US 12,190,219 B1
Systems and methods for outlier detection and feature transformation in machine learning model training
Joseph O. Nyangon, Hummelstown, PA (US); and Ruth Oluwadamilola Akintunde, Wake Forest, NC (US)
Assigned to SAS INSTITUTE INC., Cary, NC (US)
Filed by SAS INSTITUTE INC., Cary, NC (US)
Filed on Sep. 4, 2024, as Appl. No. 18/824,828.
Claims priority of provisional application 63/600,505, filed on Nov. 17, 2023.
Claims priority of provisional application 63/537,477, filed on Sep. 8, 2023.
Int. Cl.

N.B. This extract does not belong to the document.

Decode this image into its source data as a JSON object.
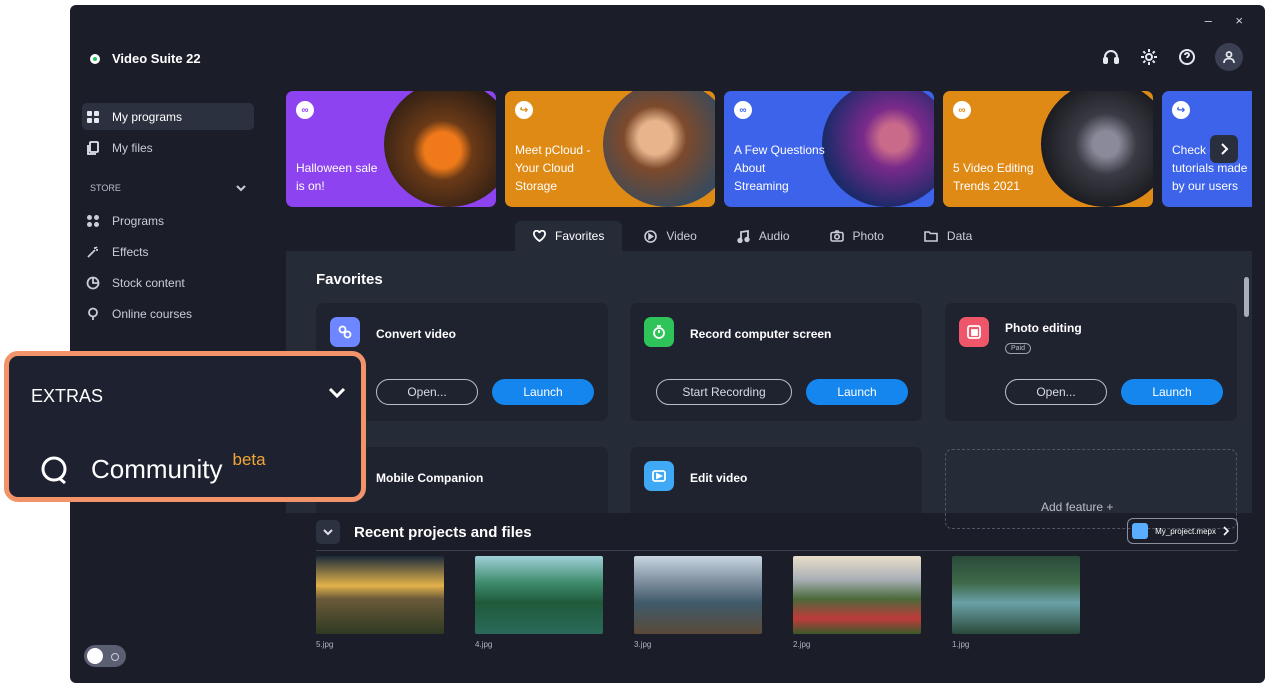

G06N 20/00 (2019.01)
CPC G06N 20/00 (2019.01) 29 Claims
OG exemplary drawing
 
1. A computer-program product comprising a non-transitory machine-readable storage medium storing computer instructions that, when executed by one or more processors, perform operations comprising:
obtaining a raw dataset comprising a plurality of data samples that store historical values of a target entity that includes an energy commodity, healthcare data management, retail inventory, an energy market, an energy consumption, energy utilities, electricity grid management, or energy;
executing an outlier filtration process based on obtaining the raw dataset, wherein the outlier filtration process includes:
detecting, by a quantile-based outlier filtration algorithm, outlier data samples of the plurality of data samples that exceed a lower quantile threshold or an upper quantile threshold,
generating an intermediate outlier-reduced dataset that includes a subset of the plurality of data samples, wherein the intermediate outlier-reduced dataset excludes the outlier data samples that exceed the lower quantile threshold or the upper quantile threshold,
decomposing, by a matrix decomposition algorithm, the intermediate outlier-reduced dataset into a transformed features matrix and a sparse matrix, wherein the transformed features matrix includes a plurality of feature vectors of a plurality of principal components of the intermediate outlier-reduced dataset; and
generating a refined outlier-reduced dataset that includes a subset of the plurality of feature vectors, wherein the refined outlier-reduced dataset excludes feature vectors of the transformed features matrix that are associated with an anomalous value in the sparse matrix;
training a model using the refined outlier-reduced dataset;
maintaining risk mitigation preparedness by predicting via the trained model a value of the target entity that includes predicting for a future time a demand of the energy commodity, the healthcare data management, the retail inventory, the energy market, the energy consumption, the energy utilities, the electricity grid management, or the energy; and
predicting, via the trained model, the value of the target entity at the future time.